Unsurprisingly, she never grew much in her gardening skills, but eventually found creative ways to beautify the space. After a few months collecting, she turned the dirt patch into a junk garden with plastic forks, salt packets and, like the true Warrior she was, countless “Protect the Mont” stickers.

While Lonnie cared for the land, she also cared for the animals of Westmont College. She will be missed by her beloved pets, the rotund crows and squirrels who often foraged for french fries in her dirt garden. 

Never one to rest on her laurels, Lonnie plans to lead a very active life, even in retirement. She hosts countless visitors and offers students and professors alike a place to rest as they traipse up and down the hill.
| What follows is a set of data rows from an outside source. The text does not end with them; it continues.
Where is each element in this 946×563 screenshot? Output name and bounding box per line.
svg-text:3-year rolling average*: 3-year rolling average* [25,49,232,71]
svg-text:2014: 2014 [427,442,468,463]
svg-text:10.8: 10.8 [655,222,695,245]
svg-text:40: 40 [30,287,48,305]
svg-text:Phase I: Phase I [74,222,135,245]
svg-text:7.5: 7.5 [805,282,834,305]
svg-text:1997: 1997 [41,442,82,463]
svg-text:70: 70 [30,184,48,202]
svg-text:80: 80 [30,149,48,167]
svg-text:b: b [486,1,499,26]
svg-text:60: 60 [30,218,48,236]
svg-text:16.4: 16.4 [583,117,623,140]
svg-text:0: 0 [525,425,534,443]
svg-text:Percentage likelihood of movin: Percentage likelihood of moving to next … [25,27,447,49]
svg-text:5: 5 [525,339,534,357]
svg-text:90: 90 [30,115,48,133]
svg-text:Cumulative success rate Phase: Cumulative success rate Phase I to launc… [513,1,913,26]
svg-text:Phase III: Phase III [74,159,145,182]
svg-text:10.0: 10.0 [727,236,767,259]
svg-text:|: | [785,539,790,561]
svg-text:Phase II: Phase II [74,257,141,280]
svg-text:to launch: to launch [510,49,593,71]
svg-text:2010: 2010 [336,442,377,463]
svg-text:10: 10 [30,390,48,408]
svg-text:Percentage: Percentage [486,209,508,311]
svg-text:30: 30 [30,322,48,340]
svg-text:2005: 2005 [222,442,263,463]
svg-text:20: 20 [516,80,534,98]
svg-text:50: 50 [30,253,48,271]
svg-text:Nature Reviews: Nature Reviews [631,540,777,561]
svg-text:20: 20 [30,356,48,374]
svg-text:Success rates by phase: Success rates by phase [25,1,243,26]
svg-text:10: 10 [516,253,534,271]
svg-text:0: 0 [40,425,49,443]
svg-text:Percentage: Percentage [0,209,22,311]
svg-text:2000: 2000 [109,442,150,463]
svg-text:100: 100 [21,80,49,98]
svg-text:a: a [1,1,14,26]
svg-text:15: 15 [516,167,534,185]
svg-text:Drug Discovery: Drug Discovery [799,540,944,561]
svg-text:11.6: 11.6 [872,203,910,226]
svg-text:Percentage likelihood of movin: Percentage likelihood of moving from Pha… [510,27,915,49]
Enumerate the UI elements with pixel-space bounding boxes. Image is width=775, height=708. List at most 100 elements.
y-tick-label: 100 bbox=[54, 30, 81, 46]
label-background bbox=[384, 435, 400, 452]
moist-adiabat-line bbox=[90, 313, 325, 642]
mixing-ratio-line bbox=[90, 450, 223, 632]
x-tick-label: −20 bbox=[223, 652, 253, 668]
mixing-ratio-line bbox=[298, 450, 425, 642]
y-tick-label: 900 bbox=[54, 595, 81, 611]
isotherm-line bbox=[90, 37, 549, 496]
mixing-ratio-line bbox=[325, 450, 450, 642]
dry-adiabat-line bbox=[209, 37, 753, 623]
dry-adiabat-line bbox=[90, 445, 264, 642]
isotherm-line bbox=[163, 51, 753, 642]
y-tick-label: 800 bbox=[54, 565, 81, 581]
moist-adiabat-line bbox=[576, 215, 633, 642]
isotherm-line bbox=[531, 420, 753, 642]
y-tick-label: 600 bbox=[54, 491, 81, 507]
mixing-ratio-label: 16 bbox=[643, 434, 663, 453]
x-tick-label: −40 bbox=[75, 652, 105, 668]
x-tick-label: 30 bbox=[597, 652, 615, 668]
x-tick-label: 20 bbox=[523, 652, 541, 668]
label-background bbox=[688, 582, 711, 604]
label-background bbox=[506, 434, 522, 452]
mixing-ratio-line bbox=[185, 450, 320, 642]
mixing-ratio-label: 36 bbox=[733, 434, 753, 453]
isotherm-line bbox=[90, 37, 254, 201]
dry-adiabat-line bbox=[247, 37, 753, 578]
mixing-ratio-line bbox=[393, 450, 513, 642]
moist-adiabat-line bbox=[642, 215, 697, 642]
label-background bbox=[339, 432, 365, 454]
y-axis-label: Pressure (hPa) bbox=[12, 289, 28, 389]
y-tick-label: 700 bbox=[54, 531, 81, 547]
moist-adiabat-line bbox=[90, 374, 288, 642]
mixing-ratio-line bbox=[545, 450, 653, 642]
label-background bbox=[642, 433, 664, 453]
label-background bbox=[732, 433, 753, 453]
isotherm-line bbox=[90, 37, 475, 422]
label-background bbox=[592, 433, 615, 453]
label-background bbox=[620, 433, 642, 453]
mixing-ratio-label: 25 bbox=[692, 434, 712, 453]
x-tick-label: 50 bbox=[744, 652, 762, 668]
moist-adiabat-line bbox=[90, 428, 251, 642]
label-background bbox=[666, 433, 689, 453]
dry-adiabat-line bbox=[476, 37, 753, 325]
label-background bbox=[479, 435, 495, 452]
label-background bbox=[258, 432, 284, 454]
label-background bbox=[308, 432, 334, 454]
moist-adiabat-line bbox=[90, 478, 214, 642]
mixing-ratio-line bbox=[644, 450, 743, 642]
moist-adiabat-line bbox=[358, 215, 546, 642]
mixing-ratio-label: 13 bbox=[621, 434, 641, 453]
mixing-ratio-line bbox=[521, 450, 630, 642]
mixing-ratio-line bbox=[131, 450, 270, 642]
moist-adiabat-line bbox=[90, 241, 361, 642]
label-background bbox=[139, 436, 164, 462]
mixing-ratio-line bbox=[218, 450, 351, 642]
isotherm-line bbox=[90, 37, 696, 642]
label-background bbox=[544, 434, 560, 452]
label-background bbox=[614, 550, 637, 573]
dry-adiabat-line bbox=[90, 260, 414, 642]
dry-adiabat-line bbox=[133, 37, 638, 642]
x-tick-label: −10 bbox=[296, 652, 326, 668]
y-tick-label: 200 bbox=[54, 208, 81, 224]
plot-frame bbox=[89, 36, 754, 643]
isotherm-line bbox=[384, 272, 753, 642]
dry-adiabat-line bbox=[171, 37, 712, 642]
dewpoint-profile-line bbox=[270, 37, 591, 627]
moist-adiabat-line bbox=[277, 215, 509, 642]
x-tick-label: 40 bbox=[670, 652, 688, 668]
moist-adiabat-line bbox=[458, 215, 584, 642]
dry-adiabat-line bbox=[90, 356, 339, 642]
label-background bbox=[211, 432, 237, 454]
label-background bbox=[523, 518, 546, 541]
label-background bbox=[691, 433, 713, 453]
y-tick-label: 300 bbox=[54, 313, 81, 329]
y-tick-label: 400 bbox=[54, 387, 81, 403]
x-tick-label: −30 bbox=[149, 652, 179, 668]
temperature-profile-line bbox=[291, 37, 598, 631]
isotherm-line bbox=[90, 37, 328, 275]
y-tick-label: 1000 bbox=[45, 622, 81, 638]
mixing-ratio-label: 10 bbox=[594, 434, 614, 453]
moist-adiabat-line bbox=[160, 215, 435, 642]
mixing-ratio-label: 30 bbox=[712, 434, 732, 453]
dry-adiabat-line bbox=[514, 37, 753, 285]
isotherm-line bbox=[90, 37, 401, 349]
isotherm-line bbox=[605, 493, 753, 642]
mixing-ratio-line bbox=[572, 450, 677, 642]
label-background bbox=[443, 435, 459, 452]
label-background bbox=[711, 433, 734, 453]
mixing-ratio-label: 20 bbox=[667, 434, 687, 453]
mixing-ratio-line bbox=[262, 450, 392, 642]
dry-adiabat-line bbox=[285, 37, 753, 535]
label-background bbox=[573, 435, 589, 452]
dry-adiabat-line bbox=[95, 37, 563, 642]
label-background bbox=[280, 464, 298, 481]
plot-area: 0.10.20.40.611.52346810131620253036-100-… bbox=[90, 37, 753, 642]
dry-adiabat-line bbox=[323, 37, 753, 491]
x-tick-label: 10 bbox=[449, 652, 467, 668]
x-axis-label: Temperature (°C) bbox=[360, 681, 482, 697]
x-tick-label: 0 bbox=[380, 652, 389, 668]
Unfortunately, as she nears the end of her professional life, she sits abandoned more often than not, as only the odd professor or student pays a visit. It seems as if her usefulness is running dry as many students make meal plans without involving her lovely dirt patch garden.

She finally decided to retire towards the end of October, returning the duty of sheltering students’ meals to her father. At her retirement ceremony, Dr. Gayle Beebe recognized her faithful service to the college and presented her with an honorary doctorate degree in social services and conservation. Living in the midst of a chaotic pandemic, Santa Ana winds, freak hail storms and whizzing frisbees, Dr. D.C. Lon Tent stood as a firm testament to hospitality and love; she will be truly missed.